Reinhard breidde het bedrijf verder uit met het opzetten van handschoenmakerijen in Esch-sur-Sûre, Wiltz en Vianden, evenals een verffabriek. Een deel van de geproduceerde koopwaar werd verkocht op internationale markten, waardoor het bedrijf hard werd getroffen door het economische isolement van Luxemburg tijdens de Eerste Wereldoorlog. Het aantal werknemers daalde van 560 in 1914 tot 300 tegen het einde van de oorlog. Na de oorlog trad het herstel in en op het hoogtepunt in 1925 werkten er zo'n 1.000 mensen bij het bedrijf.

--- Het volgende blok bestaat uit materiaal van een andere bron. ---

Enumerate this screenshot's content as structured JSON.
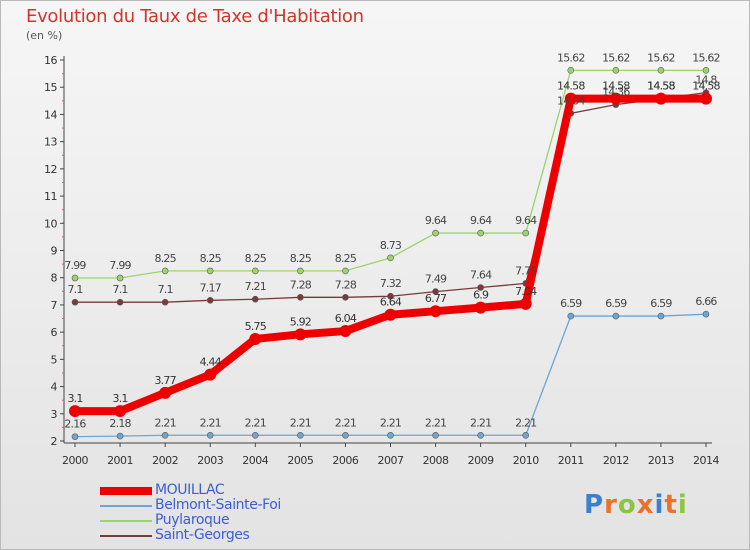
{
  "title": "Evolution du Taux de Taxe d'Habitation",
  "unit": "(en %)",
  "logo": {
    "letters": [
      "P",
      "r",
      "o",
      "x",
      "i",
      "t",
      "i"
    ],
    "colors": [
      "#3a7fd0",
      "#e8722a",
      "#8cc63f",
      "#e8722a",
      "#3a7fd0",
      "#e8722a",
      "#8cc63f"
    ]
  },
  "chart_data": {
    "type": "line",
    "title": "Evolution du Taux de Taxe d'Habitation",
    "ylabel": "(en %)",
    "xlabel": "",
    "x": [
      2000,
      2001,
      2002,
      2003,
      2004,
      2005,
      2006,
      2007,
      2008,
      2009,
      2010,
      2011,
      2012,
      2013,
      2014
    ],
    "ylim": [
      2,
      16
    ],
    "yticks": [
      2,
      3,
      4,
      5,
      6,
      7,
      8,
      9,
      10,
      11,
      12,
      13,
      14,
      15,
      16
    ],
    "grid": false,
    "legend_position": "bottom-left",
    "series": [
      {
        "name": "MOUILLAC",
        "color": "#ee0000",
        "labelColor": "#333333",
        "emphasis": true,
        "values": [
          3.1,
          3.1,
          3.77,
          4.44,
          5.75,
          5.92,
          6.04,
          6.64,
          6.77,
          6.9,
          7.04,
          14.58,
          14.58,
          14.58,
          14.58
        ],
        "labels": [
          "3.1",
          "3.1",
          "3.77",
          "4.44",
          "5.75",
          "5.92",
          "6.04",
          "6.64",
          "6.77",
          "6.9",
          "7.04",
          "14.58",
          "14.58",
          "14.58",
          "14.58"
        ]
      },
      {
        "name": "Belmont-Sainte-Foi",
        "color": "#6aa6d8",
        "labelColor": "#444444",
        "values": [
          2.16,
          2.18,
          2.21,
          2.21,
          2.21,
          2.21,
          2.21,
          2.21,
          2.21,
          2.21,
          2.21,
          6.59,
          6.59,
          6.59,
          6.66
        ],
        "labels": [
          "2.16",
          "2.18",
          "2.21",
          "2.21",
          "2.21",
          "2.21",
          "2.21",
          "2.21",
          "2.21",
          "2.21",
          "2.21",
          "6.59",
          "6.59",
          "6.59",
          "6.66"
        ]
      },
      {
        "name": "Puylaroque",
        "color": "#9bd46a",
        "labelColor": "#444444",
        "values": [
          7.99,
          7.99,
          8.25,
          8.25,
          8.25,
          8.25,
          8.25,
          8.73,
          9.64,
          9.64,
          9.64,
          15.62,
          15.62,
          15.62,
          15.62
        ],
        "labels": [
          "7.99",
          "7.99",
          "8.25",
          "8.25",
          "8.25",
          "8.25",
          "8.25",
          "8.73",
          "9.64",
          "9.64",
          "9.64",
          "15.62",
          "15.62",
          "15.62",
          "15.62"
        ]
      },
      {
        "name": "Saint-Georges",
        "color": "#7a3a3a",
        "labelColor": "#444444",
        "values": [
          7.1,
          7.1,
          7.1,
          7.17,
          7.21,
          7.28,
          7.28,
          7.32,
          7.49,
          7.64,
          7.79,
          14.04,
          14.36,
          14.58,
          14.8
        ],
        "labels": [
          "7.1",
          "7.1",
          "7.1",
          "7.17",
          "7.21",
          "7.28",
          "7.28",
          "7.32",
          "7.49",
          "7.64",
          "7.79",
          "14.04",
          "14.36",
          "14.58",
          "14.8"
        ]
      }
    ]
  },
  "legend": [
    {
      "name": "MOUILLAC",
      "color": "#ee0000",
      "textColor": "#3c5fd0"
    },
    {
      "name": "Belmont-Sainte-Foi",
      "color": "#6aa6d8",
      "textColor": "#3c5fd0"
    },
    {
      "name": "Puylaroque",
      "color": "#9bd46a",
      "textColor": "#3c5fd0"
    },
    {
      "name": "Saint-Georges",
      "color": "#7a3a3a",
      "textColor": "#3c5fd0"
    }
  ]
}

Na de dood van Albert Reinhard in 1924 werd het bedrijf eigendom van de broers Siegmund (1869-1944) en Hermann Geiershöfer (1876-1942), afkomstig uit Neurenberg, die allebei getrouwd waren met een dochter van Carolina Frank en Albert Reinhard: Siegfried met Lucie (1882-1949) en Hermann met Irma (1884-1943).

De Duitse bezetter nam tijdens de Tweede Wereldoorlog de fabriek  in beslag. In 1941 nam de Duitse onderneming Baxmann & Wagner O.H.G. het bedrijf over. De productie van handschoenen werd gestaakt ten gunste van het vervaardigen van gasmaskers.

Fredy Albert Geiershöfer (1907- onbekend) en Charlotte Thyes-Geiershöfer (1911-2006), de twee kinderen van Hermann en Irma Geiershöfer, waren in 1940 naar de Verenigde Staten geëmigreerd. In 1944-45 keerden zij terug, namen de ambachtsfabriek weer over en gingen opnieuw handschoenen en dassen produceren. Eind jaren vijftig werd de productie defintief stopgezet. Fredy Geiershöfer, die in 1948 officieel de achternaam Storm (Sturm) van zijn vrouw Fanny aannam,[2] emigreerde samen met zijn dochter Marie-Louise naar de VS. Een deel van de fabriek werd gekocht door brouwerij Funck-Bricher, later Brasserie Nationale. Het andere deel van het gebouw werd overgenomen door de gemeente Luxemburg, die het sloopte om er een park aan te leggen.

Het gedeelte dat tot de Brasserie Nationale behoorde, werd in 1985 gerestaureerd en omgebouwd tot woongebouw.

Noten

  1. ^ Alle informatie over de Reinhard-handschoenenfabriek werd ontleend aan: Ingrid Schmit-Thomas, Die Handschuhfabrik im Grund, Revue: d’Lëtzebuerger Illustrëiert, no. 34, 21 augustus 1986, p. 42-44 (via eLuxemburgensia); "Qualität für die feine englische Dame": die Handschuhfabrik in Luxemburg, Luxemburger Wort, 17 september 2016; Wikipedia: Händschefabréck Reinhard am Stadgronn; D’Industriegeschicht vu Lëtzeburg: Händschefabréck Albert Reinhard am Gronn; Chronicle.lu: Industrial Heritage: Textiles in Luxembourg, 31 oktober 2024; Smart guide self-guided tour of Luxembourg-City: The Reinhard glove factory.
  2. ^ Journal officiel du Grand-Duché de Luxembourg, Arrêté grand-ducal du 21 janvier 1948 autorisant le sieur Fredy-Albert Geiershöfer et sa fille à changer leur nome patronymique conre ceui de Storm.